US President Donald Trump announced on Friday that Russia and Ukraine had agreed to a three-day ceasefire running from Saturday 9 May through Monday 11 May, coinciding with Russia's Victory Day commemorations. Posting on Truth Social, Trump said the pause in hostilities would include "a suspension of all kinetic activity" as well as a prisoner-of-war swap of 1,000 detainees from each side. "This request was made directly by me," Trump wrote, thanking both Vladimir Putin and Volodymyr Zelenskyy for their agreement. "Hopefully, it is the beginning of the end of a very long, deadly, and hard fought war."
Both leaders confirmed the arrangement. Zelenskyy posted on Telegram that Ukraine would participate and would bring home prisoners, adding pointedly that "Red Square is less important to us than the lives of Ukrainian prisoners we can bring home" — a reference to Moscow's annual Victory Day parade, which marks the Soviet Union's defeat of Nazi Germany in 1945. Russian presidential aide Yuri Ushakov said the deal was reached through telephone contacts between the US administration and both sides, following a recent direct call between Putin and Trump in which the two presidents discussed the possibility of a ceasefire during the Victory Day period.

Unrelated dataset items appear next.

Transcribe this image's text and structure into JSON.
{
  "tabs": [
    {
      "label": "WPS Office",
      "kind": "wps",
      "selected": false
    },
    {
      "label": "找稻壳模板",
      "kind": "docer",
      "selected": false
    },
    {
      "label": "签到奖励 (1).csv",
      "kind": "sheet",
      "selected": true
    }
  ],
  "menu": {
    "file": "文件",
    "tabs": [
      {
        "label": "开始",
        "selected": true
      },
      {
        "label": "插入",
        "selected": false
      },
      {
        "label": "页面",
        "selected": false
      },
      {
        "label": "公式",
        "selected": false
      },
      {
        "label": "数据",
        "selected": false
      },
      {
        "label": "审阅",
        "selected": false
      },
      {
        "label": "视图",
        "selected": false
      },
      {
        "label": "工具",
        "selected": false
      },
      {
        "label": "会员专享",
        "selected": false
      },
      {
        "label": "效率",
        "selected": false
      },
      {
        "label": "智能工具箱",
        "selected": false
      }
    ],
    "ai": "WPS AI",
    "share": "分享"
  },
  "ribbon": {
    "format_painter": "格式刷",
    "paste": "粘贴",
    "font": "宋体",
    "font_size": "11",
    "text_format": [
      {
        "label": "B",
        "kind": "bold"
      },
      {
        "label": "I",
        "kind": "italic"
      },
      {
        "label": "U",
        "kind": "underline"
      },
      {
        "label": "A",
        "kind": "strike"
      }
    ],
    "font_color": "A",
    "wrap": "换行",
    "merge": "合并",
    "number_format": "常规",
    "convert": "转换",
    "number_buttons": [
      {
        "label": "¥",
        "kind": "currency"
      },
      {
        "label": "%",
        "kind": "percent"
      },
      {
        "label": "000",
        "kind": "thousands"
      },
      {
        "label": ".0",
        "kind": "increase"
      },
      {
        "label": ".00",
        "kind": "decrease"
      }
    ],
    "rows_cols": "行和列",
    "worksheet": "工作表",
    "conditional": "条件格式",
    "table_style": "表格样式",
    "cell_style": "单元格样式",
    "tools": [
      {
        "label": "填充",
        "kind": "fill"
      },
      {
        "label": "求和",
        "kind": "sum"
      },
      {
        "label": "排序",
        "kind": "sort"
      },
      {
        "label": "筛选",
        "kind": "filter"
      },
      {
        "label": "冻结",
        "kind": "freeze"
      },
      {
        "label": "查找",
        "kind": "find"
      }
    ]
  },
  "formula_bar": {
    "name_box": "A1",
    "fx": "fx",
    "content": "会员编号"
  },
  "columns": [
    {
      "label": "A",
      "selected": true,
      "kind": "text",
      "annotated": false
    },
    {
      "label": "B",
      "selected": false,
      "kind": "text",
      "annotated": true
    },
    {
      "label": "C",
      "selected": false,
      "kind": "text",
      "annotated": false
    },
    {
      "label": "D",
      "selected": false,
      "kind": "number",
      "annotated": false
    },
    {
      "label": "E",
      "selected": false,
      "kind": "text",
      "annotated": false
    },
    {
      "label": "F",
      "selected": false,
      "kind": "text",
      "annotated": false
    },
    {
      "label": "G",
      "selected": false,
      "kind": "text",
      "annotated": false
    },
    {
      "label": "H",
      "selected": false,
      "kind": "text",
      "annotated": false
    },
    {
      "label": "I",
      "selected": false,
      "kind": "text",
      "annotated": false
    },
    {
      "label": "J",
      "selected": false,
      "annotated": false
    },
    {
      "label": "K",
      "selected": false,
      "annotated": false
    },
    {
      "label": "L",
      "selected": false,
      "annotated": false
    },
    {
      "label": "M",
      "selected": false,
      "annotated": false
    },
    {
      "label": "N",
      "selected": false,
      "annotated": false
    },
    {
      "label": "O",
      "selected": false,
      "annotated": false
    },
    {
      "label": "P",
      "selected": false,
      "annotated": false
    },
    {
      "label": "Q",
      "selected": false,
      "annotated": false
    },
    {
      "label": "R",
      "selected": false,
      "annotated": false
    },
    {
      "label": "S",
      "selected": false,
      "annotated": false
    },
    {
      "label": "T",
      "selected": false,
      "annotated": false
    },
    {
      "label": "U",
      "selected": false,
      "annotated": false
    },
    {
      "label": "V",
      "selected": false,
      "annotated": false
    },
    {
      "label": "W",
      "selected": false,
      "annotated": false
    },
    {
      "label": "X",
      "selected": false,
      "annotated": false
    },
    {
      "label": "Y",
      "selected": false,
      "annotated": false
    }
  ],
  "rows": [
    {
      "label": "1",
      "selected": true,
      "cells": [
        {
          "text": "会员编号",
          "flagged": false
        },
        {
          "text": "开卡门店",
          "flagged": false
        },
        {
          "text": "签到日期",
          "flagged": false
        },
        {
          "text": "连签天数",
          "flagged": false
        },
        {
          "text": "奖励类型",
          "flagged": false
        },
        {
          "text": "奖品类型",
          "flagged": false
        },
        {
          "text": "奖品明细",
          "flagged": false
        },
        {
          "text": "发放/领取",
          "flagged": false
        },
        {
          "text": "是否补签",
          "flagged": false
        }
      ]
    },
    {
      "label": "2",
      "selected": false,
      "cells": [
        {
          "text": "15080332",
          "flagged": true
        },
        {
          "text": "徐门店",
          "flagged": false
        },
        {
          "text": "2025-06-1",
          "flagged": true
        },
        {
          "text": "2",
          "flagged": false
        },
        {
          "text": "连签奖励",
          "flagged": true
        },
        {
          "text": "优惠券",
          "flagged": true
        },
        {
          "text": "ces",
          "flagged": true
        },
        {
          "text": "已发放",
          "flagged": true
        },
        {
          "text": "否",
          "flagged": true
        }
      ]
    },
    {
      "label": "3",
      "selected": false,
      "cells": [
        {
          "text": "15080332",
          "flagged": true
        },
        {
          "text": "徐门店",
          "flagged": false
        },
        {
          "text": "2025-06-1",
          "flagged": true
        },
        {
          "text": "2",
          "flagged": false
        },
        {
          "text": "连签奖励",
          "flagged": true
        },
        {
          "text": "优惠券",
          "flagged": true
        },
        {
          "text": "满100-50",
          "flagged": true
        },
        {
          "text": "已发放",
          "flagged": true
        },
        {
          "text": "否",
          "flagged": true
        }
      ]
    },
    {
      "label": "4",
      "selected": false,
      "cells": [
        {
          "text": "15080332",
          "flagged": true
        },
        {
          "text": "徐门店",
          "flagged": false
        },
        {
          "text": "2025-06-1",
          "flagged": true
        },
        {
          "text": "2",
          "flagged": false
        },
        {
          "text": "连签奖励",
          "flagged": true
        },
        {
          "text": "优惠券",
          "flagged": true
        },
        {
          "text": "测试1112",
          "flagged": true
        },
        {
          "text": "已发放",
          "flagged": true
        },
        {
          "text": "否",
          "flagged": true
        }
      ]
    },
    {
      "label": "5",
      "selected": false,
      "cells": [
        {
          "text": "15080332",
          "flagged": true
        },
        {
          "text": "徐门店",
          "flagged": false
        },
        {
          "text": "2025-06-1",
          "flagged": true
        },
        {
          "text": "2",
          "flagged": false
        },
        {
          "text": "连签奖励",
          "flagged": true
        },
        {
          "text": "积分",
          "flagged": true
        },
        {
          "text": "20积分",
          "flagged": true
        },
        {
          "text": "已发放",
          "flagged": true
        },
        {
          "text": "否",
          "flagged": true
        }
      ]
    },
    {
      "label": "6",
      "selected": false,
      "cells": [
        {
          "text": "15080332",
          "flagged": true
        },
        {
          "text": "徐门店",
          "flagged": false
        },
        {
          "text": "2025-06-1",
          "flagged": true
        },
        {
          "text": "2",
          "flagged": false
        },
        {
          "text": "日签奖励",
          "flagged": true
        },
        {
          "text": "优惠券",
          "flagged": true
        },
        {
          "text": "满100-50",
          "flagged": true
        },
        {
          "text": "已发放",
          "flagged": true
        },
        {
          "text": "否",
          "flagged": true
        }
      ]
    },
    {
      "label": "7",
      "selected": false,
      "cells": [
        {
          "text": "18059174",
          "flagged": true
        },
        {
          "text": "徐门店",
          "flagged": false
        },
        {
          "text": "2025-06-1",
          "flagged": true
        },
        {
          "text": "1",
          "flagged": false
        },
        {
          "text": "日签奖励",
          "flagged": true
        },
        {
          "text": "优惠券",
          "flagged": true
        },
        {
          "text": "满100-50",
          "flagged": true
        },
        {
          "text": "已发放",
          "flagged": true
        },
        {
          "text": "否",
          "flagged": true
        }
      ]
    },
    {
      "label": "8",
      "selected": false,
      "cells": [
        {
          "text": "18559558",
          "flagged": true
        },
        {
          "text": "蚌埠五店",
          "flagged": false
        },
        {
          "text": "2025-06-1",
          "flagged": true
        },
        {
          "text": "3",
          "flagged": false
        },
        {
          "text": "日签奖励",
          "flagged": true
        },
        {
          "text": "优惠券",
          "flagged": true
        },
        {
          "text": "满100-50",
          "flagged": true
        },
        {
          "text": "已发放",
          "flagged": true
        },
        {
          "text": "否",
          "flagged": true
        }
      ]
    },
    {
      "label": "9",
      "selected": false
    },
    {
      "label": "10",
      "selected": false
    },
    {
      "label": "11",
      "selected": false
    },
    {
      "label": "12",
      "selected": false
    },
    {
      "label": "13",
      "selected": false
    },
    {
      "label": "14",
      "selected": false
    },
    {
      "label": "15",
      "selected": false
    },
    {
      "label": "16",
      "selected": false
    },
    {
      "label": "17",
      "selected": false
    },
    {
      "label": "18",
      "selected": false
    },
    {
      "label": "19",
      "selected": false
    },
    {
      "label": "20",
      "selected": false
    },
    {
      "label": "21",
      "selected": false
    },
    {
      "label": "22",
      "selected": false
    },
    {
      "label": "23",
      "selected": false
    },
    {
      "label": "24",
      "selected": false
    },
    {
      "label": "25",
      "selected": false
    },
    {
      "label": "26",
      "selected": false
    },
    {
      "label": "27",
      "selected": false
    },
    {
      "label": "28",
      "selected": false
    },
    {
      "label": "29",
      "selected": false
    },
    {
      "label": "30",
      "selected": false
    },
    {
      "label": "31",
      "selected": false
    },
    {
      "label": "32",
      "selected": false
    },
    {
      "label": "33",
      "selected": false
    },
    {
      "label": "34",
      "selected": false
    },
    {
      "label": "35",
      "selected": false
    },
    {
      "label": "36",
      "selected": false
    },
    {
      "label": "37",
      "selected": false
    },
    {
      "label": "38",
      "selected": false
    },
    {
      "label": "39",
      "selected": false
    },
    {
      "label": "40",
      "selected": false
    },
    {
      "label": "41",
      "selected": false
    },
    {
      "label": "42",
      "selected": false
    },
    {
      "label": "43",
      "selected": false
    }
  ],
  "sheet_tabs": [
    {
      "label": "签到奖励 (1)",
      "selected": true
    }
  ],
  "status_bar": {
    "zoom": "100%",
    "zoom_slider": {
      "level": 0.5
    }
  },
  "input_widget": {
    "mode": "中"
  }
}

The announcement came after a chaotic sequence of overlapping and largely ignored ceasefires. Russia had previously declared a unilateral two-day truce for 8–9 May; Ukraine had proposed its own indefinite ceasefire starting 6 May, which Moscow ignored. Both sides immediately accused the other of violations after those earlier pauses took effect. Ukrainian officials reported more than 140 attacks and 850 drone strikes in the first hours of the Russian-declared truce, while Moscow said it had intercepted 264 Ukrainian drones and reported strikes on industrial sites in the Yaroslavl, Rostov, and Perm regions, as well as drone incursions toward Moscow itself. Air raid sirens sounded in Kyiv despite the ceasefire being in force.
The broader peace process remains deeply stalled. The main current obstacle is Ukraine's eastern Donetsk region — a largely flat, industrial area that has been a focal point of fighting since Russia's full-scale invasion in February 2022 — around three-quarters of which is under Russian control. Moscow is demanding that Ukrainian forces withdraw from parts of the region they still hold, while Kyiv refuses to cede any territory it controls. Ukraine's chief negotiator, Rustem Umerov, was reported to be in Miami for talks with US representatives. Secretary of State Marco Rubio, speaking in Italy, said Washington remained willing to mediate but would not invest effort without meaningful progress.
The three-day ceasefire, even if imperfectly observed, represents the most concrete diplomatic outcome of months of US mediation efforts. Trump made ending the war a central pledge of his 2024 presidential campaign, but analysts note that Putin has shown little urgency to settle, appearing to calculate that Russia's larger military can outlast Ukraine in a prolonged war of attrition. Whether the prisoner exchange and temporary halt in fighting can build any momentum toward a durable settlement remains uncertain.